Ainda é cedo para saber se esse tipo
de pesquisa vai progredir. Mas já é
certo que ela está proibida no Brasil.
A lei 8.974-95, também conhecida
como Lei de Biossegurança, veda a
"produção, armazenamento ou manipulação de embriões humanos
destinados a servirem como material
biológico disponível". Pena: reclusão de 6 a 20 anos. O Brasil corre,
portanto, o risco de ficar para trás
nesse tipo de investigação científica.
Alguns países já a autorizaram.
As dificuldades da lei para lidar
com a biotecnologia são notórias.
Qual é a relação de parentesco -e
portanto jurídica- entre modelo e
clone? Pai e filho, irmãos? Ou será o
clone apenas uma extensão do corpo
do doador da célula, uma propriedade da qual pode dispor para, por
exemplo, retirar um coração?
Regular matérias ligadas aos avanços científicos é um desafio.

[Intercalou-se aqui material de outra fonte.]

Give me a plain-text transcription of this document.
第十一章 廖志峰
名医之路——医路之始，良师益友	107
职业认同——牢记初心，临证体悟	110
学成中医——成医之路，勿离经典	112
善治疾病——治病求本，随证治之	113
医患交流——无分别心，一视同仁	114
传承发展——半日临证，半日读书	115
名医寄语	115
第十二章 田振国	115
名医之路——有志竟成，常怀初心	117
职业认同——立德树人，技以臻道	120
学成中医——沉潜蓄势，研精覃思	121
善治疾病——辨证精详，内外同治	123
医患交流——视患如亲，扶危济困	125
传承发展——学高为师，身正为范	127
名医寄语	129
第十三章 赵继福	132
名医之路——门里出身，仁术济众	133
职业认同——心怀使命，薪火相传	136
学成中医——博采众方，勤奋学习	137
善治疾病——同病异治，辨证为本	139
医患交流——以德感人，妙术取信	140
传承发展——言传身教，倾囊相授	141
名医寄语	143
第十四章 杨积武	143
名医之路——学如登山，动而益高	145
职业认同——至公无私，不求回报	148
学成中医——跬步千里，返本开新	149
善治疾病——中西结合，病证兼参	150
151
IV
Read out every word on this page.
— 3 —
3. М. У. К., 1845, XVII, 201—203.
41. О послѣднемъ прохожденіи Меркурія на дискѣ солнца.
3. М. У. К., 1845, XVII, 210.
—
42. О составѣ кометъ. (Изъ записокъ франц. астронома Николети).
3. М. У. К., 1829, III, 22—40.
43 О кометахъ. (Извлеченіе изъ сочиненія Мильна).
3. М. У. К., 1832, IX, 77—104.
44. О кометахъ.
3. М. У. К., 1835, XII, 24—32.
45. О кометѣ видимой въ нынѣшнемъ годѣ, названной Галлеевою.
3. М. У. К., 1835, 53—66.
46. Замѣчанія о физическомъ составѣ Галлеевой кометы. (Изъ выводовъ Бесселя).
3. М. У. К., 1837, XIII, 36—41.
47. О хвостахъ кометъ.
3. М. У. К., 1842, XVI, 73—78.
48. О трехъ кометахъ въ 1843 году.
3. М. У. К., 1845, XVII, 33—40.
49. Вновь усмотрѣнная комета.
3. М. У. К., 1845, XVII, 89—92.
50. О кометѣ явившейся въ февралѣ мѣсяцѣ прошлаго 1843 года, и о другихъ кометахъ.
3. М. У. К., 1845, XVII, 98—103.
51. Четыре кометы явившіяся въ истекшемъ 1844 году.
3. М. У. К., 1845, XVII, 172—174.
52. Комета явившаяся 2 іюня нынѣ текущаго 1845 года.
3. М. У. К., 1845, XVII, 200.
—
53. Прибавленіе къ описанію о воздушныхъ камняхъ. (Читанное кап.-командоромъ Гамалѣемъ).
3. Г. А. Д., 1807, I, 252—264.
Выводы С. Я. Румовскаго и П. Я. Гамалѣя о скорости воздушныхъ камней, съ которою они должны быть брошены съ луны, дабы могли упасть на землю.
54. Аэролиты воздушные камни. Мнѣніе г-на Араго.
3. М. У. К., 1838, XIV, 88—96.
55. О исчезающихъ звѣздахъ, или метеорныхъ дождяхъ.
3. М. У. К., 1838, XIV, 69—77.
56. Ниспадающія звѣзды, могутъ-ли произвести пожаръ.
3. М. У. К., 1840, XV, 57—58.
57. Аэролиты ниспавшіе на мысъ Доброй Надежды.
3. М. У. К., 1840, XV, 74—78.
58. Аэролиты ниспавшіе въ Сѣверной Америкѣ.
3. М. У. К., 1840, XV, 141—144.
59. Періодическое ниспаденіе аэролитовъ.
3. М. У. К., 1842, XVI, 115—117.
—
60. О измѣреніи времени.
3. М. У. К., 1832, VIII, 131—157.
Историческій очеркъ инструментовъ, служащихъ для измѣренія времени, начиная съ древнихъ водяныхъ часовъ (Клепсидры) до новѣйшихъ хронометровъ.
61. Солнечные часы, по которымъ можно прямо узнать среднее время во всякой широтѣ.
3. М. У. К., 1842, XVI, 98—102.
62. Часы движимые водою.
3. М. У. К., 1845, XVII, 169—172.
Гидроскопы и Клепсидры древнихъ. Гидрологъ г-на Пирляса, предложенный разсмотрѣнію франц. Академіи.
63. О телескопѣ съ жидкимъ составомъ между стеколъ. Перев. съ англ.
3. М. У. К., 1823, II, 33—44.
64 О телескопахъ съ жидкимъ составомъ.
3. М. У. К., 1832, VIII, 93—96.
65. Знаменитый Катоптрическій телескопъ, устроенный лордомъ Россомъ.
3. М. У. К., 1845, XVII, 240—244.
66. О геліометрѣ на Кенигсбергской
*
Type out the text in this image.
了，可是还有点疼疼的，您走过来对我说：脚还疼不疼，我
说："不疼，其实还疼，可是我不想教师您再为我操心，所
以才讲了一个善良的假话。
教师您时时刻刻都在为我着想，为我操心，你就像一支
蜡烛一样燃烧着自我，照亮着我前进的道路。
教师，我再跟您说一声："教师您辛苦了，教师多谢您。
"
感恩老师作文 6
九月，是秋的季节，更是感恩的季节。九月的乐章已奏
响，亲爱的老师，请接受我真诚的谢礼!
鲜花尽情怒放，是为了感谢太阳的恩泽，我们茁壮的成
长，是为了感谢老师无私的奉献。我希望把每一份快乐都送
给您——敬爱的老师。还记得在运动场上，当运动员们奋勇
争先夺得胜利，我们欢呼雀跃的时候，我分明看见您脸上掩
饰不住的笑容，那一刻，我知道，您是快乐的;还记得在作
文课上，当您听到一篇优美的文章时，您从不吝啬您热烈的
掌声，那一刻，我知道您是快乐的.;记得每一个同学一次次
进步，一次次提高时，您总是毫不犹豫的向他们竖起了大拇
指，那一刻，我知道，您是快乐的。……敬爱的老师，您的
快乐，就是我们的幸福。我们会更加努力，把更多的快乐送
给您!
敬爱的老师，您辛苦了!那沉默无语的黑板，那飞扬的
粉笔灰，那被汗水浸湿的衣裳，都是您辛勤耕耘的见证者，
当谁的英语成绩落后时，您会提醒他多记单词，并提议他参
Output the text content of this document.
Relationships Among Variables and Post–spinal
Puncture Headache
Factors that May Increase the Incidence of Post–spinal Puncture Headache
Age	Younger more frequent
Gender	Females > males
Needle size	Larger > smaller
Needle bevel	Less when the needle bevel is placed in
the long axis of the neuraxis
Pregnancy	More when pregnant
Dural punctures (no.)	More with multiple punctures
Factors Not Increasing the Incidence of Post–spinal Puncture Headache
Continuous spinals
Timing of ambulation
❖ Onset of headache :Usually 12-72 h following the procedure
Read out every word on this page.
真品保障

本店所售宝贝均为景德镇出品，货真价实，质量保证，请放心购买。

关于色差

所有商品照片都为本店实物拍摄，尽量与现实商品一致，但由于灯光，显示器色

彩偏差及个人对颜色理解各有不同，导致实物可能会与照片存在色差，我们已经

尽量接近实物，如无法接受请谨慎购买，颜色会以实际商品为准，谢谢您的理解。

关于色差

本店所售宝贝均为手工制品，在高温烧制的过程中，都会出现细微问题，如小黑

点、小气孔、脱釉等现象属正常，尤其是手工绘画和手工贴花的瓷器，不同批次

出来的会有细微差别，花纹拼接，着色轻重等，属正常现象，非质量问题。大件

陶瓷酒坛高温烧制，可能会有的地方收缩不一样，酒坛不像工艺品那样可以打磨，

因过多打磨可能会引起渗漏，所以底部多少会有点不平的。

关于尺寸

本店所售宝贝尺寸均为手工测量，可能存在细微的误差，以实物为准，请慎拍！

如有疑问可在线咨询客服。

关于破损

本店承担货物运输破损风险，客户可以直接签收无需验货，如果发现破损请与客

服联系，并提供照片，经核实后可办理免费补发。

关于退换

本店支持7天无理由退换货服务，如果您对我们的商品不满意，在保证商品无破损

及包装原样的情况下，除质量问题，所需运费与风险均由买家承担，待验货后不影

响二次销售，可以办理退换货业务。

É necessário tentar fazê-lo, porque furtar-se
a legislar significa autorizar tudo.
Mas as mudanças, no conteúdo e nas
possibilidades, são tantas e tão rápidas que fixar elementos é condenar a
lei a envelhecimento precoce, como
ocorreu com a brasileira.
Mais ainda, o principal critério para proibir ou autorizar algo acaba
sendo uma avaliação moral de sua
adequação. E a percepção da sociedade muda rapidamente. Quando
surgiu o primeiro bebê de proveta,
em 1978, muitas pessoas ficaram
chocadas. Hoje a fertilização "in vitro" é procedimento quase rotineiro.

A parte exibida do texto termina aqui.